The issue before the Court was whether a Mareva injunction should be issued to prevent the Insured from receiving all or part of the settlement funds in respect of the earlier accident. The primary questions were whether the nature of the alleged fraud was sufficiently serious to place it within the fraud exception to the general rule prohibiting pre-judgment execution and whether the evidence supported an inference that the Insured would likely dissipate the funds. The Court considered its general jurisdiction to grant an injunction under s. 39(1) of the Law in Equity Act and noted that in order to obtain a Mareva injunction the plaintiff must demonstrate that it has a strong prima facie case [of fraud], and also that there is a real risk of assets being dissipated before judgment is obtained.

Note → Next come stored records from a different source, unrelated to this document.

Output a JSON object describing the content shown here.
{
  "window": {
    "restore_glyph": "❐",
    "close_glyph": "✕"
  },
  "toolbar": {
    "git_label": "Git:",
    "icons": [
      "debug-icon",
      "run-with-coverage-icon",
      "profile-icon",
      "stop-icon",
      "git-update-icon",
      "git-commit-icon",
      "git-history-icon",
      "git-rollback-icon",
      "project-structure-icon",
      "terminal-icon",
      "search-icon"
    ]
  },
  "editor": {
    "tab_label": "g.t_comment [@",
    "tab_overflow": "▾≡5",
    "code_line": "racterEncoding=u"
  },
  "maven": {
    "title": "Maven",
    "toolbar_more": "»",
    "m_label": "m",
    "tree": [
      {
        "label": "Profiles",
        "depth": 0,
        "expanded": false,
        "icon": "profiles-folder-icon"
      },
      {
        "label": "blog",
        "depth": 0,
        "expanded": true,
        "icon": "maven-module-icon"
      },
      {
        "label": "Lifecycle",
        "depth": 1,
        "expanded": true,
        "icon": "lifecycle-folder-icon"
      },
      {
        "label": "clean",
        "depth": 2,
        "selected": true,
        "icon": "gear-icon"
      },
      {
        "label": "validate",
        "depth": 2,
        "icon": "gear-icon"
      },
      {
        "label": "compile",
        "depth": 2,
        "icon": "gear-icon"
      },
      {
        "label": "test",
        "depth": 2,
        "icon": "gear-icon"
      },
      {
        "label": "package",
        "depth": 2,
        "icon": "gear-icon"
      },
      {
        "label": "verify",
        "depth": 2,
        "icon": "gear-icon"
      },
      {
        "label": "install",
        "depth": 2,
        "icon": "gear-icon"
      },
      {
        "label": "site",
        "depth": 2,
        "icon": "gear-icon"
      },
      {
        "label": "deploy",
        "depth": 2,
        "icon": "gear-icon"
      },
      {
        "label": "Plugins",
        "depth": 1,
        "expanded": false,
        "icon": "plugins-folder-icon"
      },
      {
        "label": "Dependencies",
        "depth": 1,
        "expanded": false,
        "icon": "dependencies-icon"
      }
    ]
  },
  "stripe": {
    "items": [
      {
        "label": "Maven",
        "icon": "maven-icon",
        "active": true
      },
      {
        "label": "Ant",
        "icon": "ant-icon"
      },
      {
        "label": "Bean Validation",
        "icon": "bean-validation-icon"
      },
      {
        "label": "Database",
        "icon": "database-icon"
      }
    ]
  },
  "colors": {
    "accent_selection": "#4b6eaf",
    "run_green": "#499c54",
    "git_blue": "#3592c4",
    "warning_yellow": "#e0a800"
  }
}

While the Court noted that the alleged fraud by the Insured was serious and could not be countenanced, it was distinguishable from the fraudulent conveyances cases on which ICBC relied as it did not involve the complex taking of property. The Court found that the Insured’s lies and misleading statements only suggested that the Insured was a dishonest person who could not be trusted. This was not sufficient to support an inference of a real risk that the asset would be dissipated such that ICBC’s attempts to realise on any judgment it might obtain would be frustrated.

The Court ultimately concluded that there was no factual basis for it to grant a Mareva injunction in the nature of pre-judgment execution and, further, that it would not be just and equitable in the circumstances to do so.